On the other hand, the Torah is acutely capitalistic about property. Even if a person sold his field to others, it must be returned to its original owner in the Jubilee year. A Jew's land (in the Land of Israel, of course) is not real estate. It is sanctified unto him and if necessary, must be redeemed. But the landowner is not allowed to do business with his sanctified property as he pleases. In essence, the landowner is leasing the property from G-d according to G-d's rules.
This is how the Torah maintains the balance between capitalistic liberty and the concern for human well-being professed by socialism: The liberty of private ownership and the exclusive rights of the individual over his life and property on one hand, and the servitude to G-d and not to a person or system that will forcibly reallocate property to others, on the other.

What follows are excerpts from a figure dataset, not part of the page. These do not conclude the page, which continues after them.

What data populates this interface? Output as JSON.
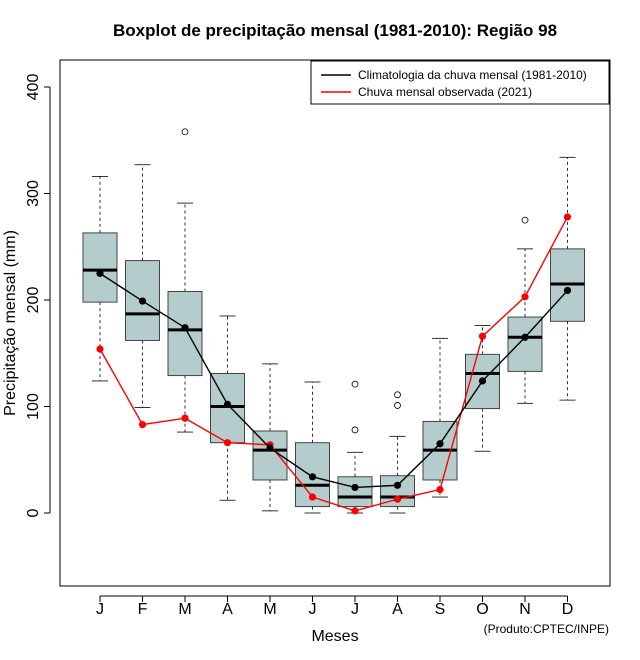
{
  "chart_data": {
    "type": "boxplot",
    "title": "Boxplot de precipitação mensal (1981-2010): Região 98",
    "xlabel": "Meses",
    "ylabel": "Precipitação mensal (mm)",
    "ylim": [
      -70,
      430
    ],
    "yticks": [
      0,
      100,
      200,
      300,
      400
    ],
    "categories": [
      "J",
      "F",
      "M",
      "A",
      "M",
      "J",
      "J",
      "A",
      "S",
      "O",
      "N",
      "D"
    ],
    "boxes": [
      {
        "whisker_low": 124,
        "q1": 198,
        "median": 228,
        "q3": 263,
        "whisker_high": 316,
        "outliers": []
      },
      {
        "whisker_low": 99,
        "q1": 162,
        "median": 187,
        "q3": 237,
        "whisker_high": 327,
        "outliers": []
      },
      {
        "whisker_low": 76,
        "q1": 129,
        "median": 172,
        "q3": 208,
        "whisker_high": 291,
        "outliers": [
          358
        ]
      },
      {
        "whisker_low": 12,
        "q1": 66,
        "median": 100,
        "q3": 131,
        "whisker_high": 185,
        "outliers": []
      },
      {
        "whisker_low": 2,
        "q1": 31,
        "median": 59,
        "q3": 77,
        "whisker_high": 140,
        "outliers": []
      },
      {
        "whisker_low": 0,
        "q1": 6,
        "median": 26,
        "q3": 66,
        "whisker_high": 123,
        "outliers": []
      },
      {
        "whisker_low": 0,
        "q1": 6,
        "median": 15,
        "q3": 34,
        "whisker_high": 57,
        "outliers": [
          78,
          121
        ]
      },
      {
        "whisker_low": 0,
        "q1": 6,
        "median": 15,
        "q3": 35,
        "whisker_high": 72,
        "outliers": [
          101,
          111
        ]
      },
      {
        "whisker_low": 15,
        "q1": 31,
        "median": 59,
        "q3": 86,
        "whisker_high": 164,
        "outliers": []
      },
      {
        "whisker_low": 58,
        "q1": 98,
        "median": 131,
        "q3": 149,
        "whisker_high": 176,
        "outliers": []
      },
      {
        "whisker_low": 103,
        "q1": 133,
        "median": 165,
        "q3": 184,
        "whisker_high": 248,
        "outliers": [
          275
        ]
      },
      {
        "whisker_low": 106,
        "q1": 180,
        "median": 215,
        "q3": 248,
        "whisker_high": 334,
        "outliers": []
      }
    ],
    "series": [
      {
        "name": "Climatologia da chuva mensal (1981-2010)",
        "color": "#000000",
        "values": [
          225,
          199,
          174,
          102,
          61,
          34,
          24,
          26,
          65,
          124,
          165,
          209
        ]
      },
      {
        "name": "Chuva mensal observada (2021)",
        "color": "#ff0000",
        "values": [
          154,
          83,
          89,
          66,
          64,
          15,
          2,
          13,
          22,
          166,
          203,
          278
        ]
      }
    ],
    "legend_position": "top-right",
    "box_fill": "#b4cccc",
    "source_note": "(Produto:CPTEC/INPE)"
  }
}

How do we translate these ideas to our times? Liberty from servitude is G-d's will but the only way to acquire it is to accept G-d's mastery over all.

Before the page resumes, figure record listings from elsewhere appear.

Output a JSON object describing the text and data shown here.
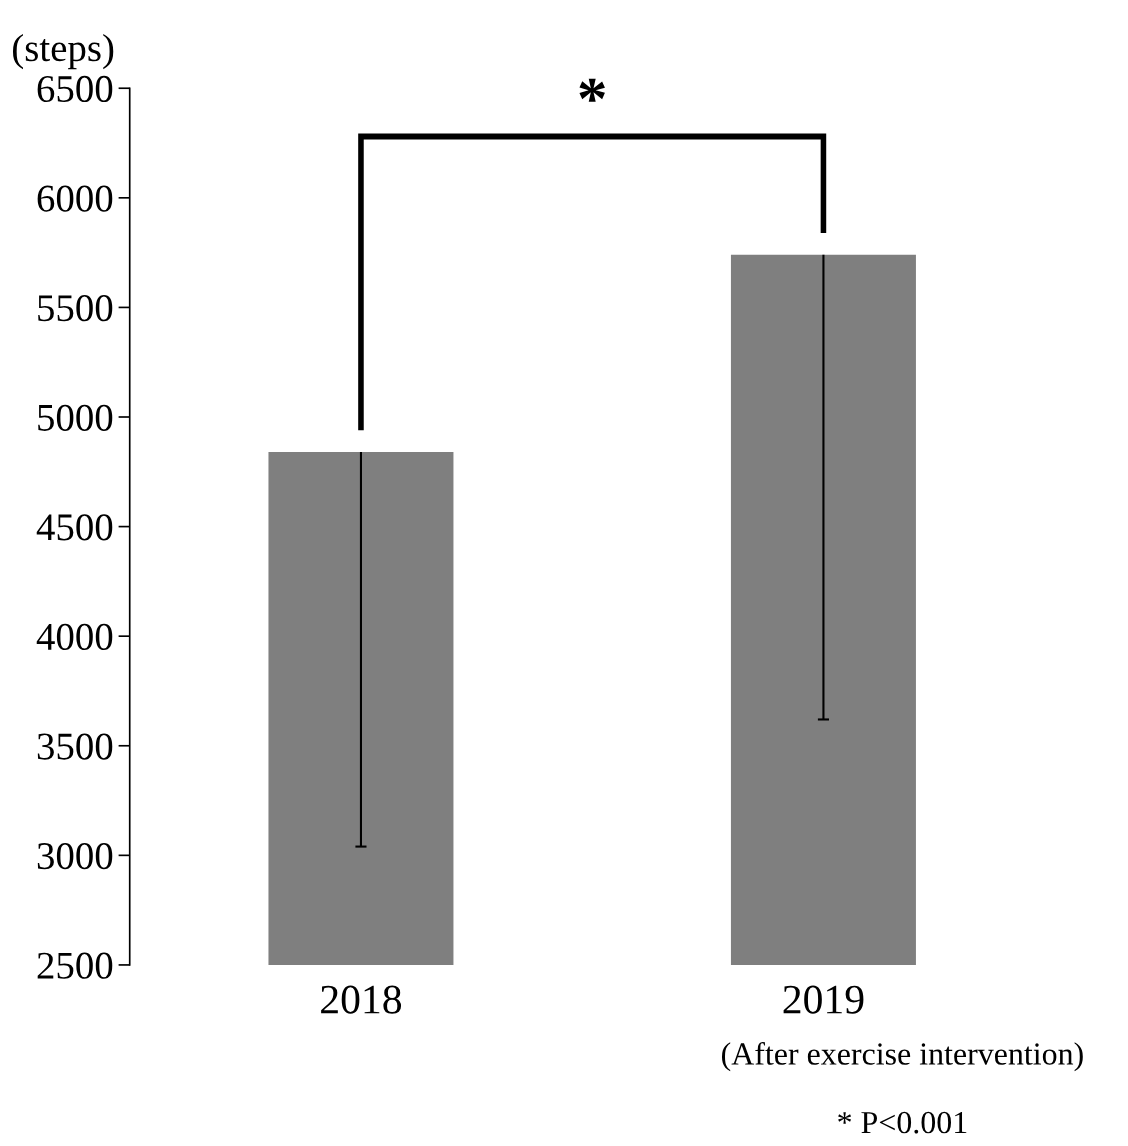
{
  "chart_data": {
    "type": "bar",
    "ylabel": "(steps)",
    "categories": [
      "2018",
      "2019"
    ],
    "values": [
      4840,
      5740
    ],
    "errors": [
      [
        3040,
        4840
      ],
      [
        3620,
        5740
      ]
    ],
    "color": "#7f7f7f",
    "ylim": [
      2500,
      6500
    ],
    "yticks": [
      2500,
      3000,
      3500,
      4000,
      4500,
      5000,
      5500,
      6000,
      6500
    ],
    "grid": false,
    "annotations": [
      "*",
      "(After exercise intervention)",
      "* P<0.001"
    ]
  }
}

Secondly, BeHar is the portion for this week in Israel. Outside Israel we are one week behind and will read BeHar (combined with BeChoqqotay) next week, concluding the Book of Leviticus.
And most importantly: Protestantism has capitalism, Catholicism/Orthodoxy have pre-capitalist communitarianism of various kinds, but Torah is unique. Here Moshe Feiglin discusses the Torah economic system for Jews in 'Eretz Yisra'el--an economic system unlike any other because it is from the mouth of G-d.
Thanks for the post.
Hope all is well with You and Yours.
Happy La’G Ba’Omer!
Thanks for the ping.
The Torah spells out a Jew’s obligation to God but the government is not God. Therefore, none of the obligations mentioned in the Torah can be interpreted as obligations to the government.

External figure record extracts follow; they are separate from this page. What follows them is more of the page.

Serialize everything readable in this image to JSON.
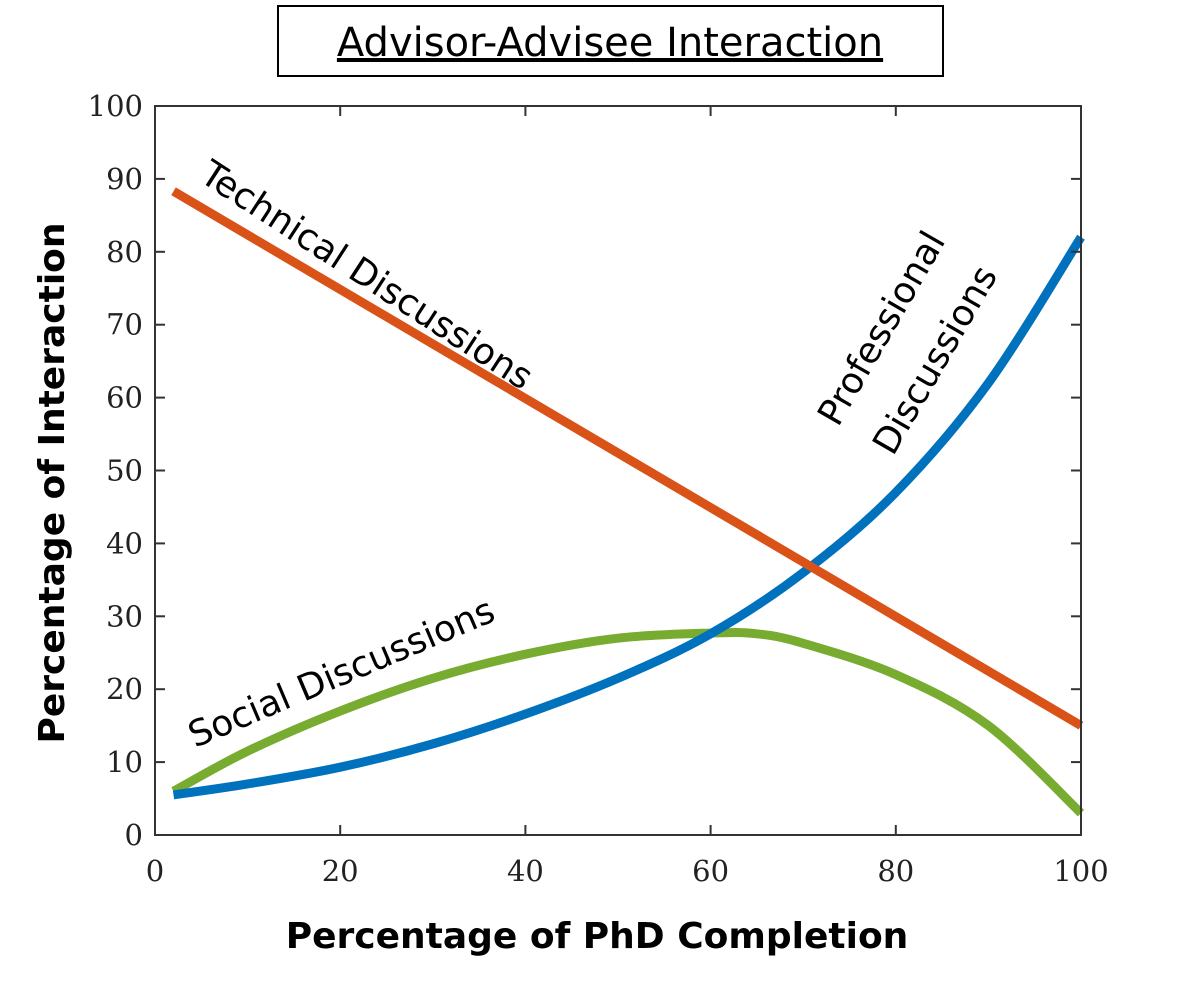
{
  "chart_data": {
    "type": "line",
    "title": "Advisor-Advisee Interaction",
    "xlabel": "Percentage of PhD Completion",
    "ylabel": "Percentage of Interaction",
    "xlim": [
      0,
      100
    ],
    "ylim": [
      0,
      100
    ],
    "xticks": [
      0,
      20,
      40,
      60,
      80,
      100
    ],
    "yticks": [
      0,
      10,
      20,
      30,
      40,
      50,
      60,
      70,
      80,
      90,
      100
    ],
    "grid": false,
    "legend": "none",
    "series": [
      {
        "name": "Technical Discussions",
        "color": "#D95319",
        "x": [
          2,
          100
        ],
        "y": [
          88.3,
          15.0
        ]
      },
      {
        "name": "Professional Discussions",
        "color": "#0072BD",
        "x": [
          2,
          10,
          20,
          30,
          40,
          50,
          60,
          70,
          80,
          90,
          100
        ],
        "y": [
          5.5,
          7.0,
          9.3,
          12.5,
          16.6,
          21.5,
          27.6,
          36.0,
          47.0,
          62.0,
          82.0
        ]
      },
      {
        "name": "Social Discussions",
        "color": "#77AC30",
        "x": [
          2,
          10,
          20,
          30,
          40,
          50,
          60,
          65,
          70,
          80,
          90,
          100
        ],
        "y": [
          6.0,
          11.5,
          17.0,
          21.5,
          24.8,
          27.0,
          27.7,
          27.6,
          26.3,
          22.0,
          15.0,
          3.0
        ]
      }
    ]
  }
}
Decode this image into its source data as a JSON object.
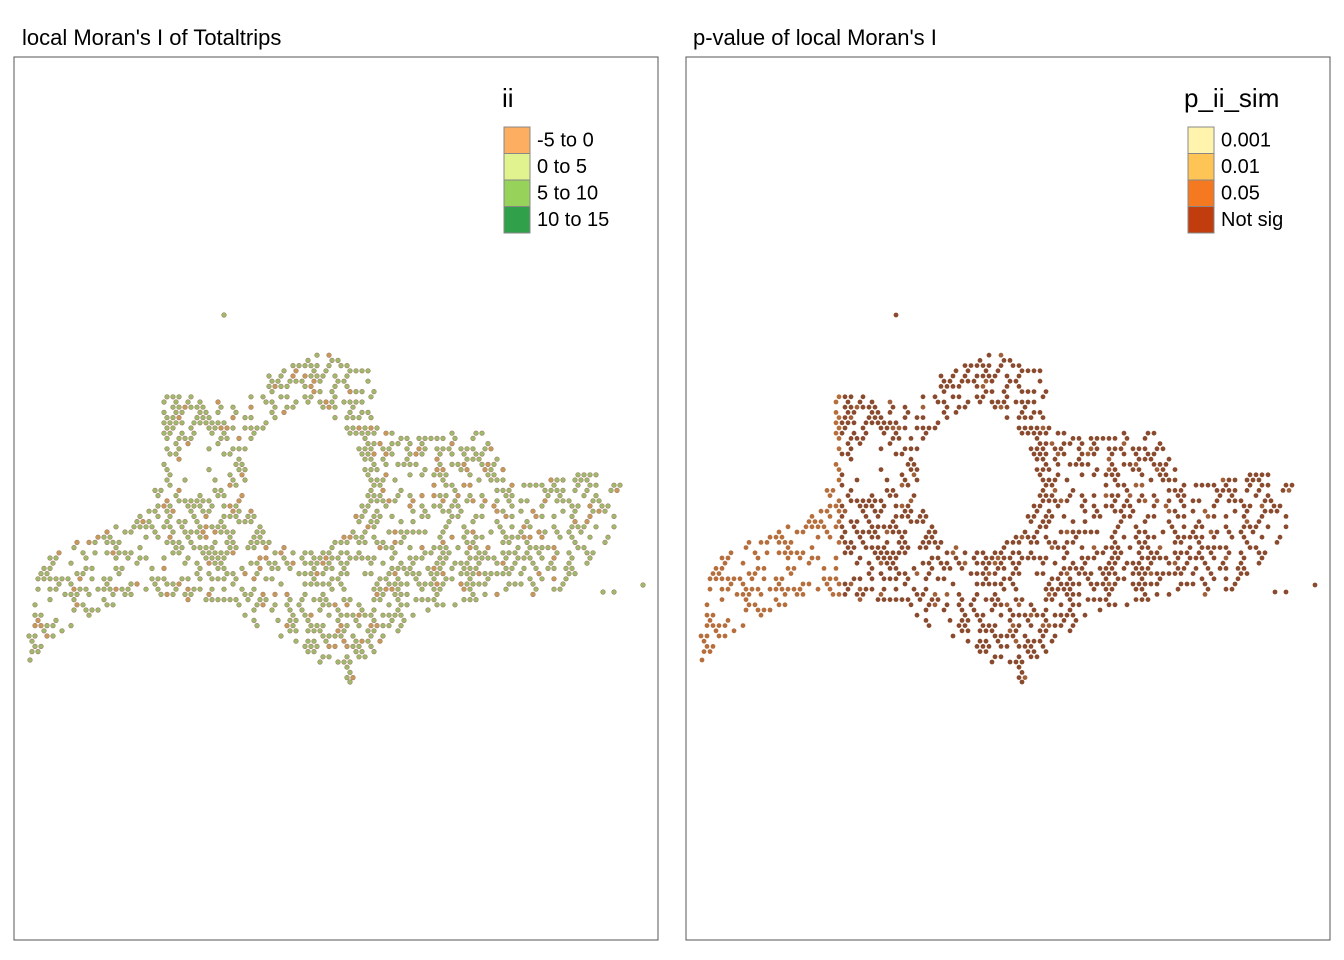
{
  "panels": [
    {
      "title": "local Moran's I of Totaltrips",
      "legend": {
        "title": "ii",
        "items": [
          {
            "label": "-5 to 0",
            "color": "#fdae61"
          },
          {
            "label": "0 to 5",
            "color": "#e0f38f"
          },
          {
            "label": "5 to 10",
            "color": "#97d25a"
          },
          {
            "label": "10 to 15",
            "color": "#30a04a"
          }
        ]
      }
    },
    {
      "title": "p-value of local Moran's I",
      "legend": {
        "title": "p_ii_sim",
        "items": [
          {
            "label": "0.001",
            "color": "#fff3ae"
          },
          {
            "label": "0.01",
            "color": "#fec456"
          },
          {
            "label": "0.05",
            "color": "#f47920"
          },
          {
            "label": "Not sig",
            "color": "#c13d0d"
          }
        ]
      }
    }
  ]
}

You seem to be misunderstanding the whole nature of the article. Moshe Feiglin is speaking of Jewish Theocracy as it existed in its fullness in Biblical times and will exist again. He is not talking about non-Jews or Jews outside Israel and their relationship with secular, non-Jewish governments.
The ancient Jewish Torah government is the one and only true Theocracy in all history. It came from the Mouth of G-d and does not mesh entirely with any purely human system. But it is Divine in origin and Torah regulates not only "religion" but every aspect of life. The Torah isn't just about priests and animal sacrifices but about economics, agriculture, the treatment of slaves and animals, business practices, testifying in courts, etc. The ancient Jewish government had a "separation of powers" in the sense that there was a King, a Sanhedrion, and a Priesthood, but the exact same Divine Torah regulated and governed all three. Nothing was "secular." Because nothing is "secular."
"Render unto Caesar" is not in the Torah. The fact that it's in the holy book of the religion that has dominated western civilization for the past 1700 years or so is one reason we're in the mess we're in today.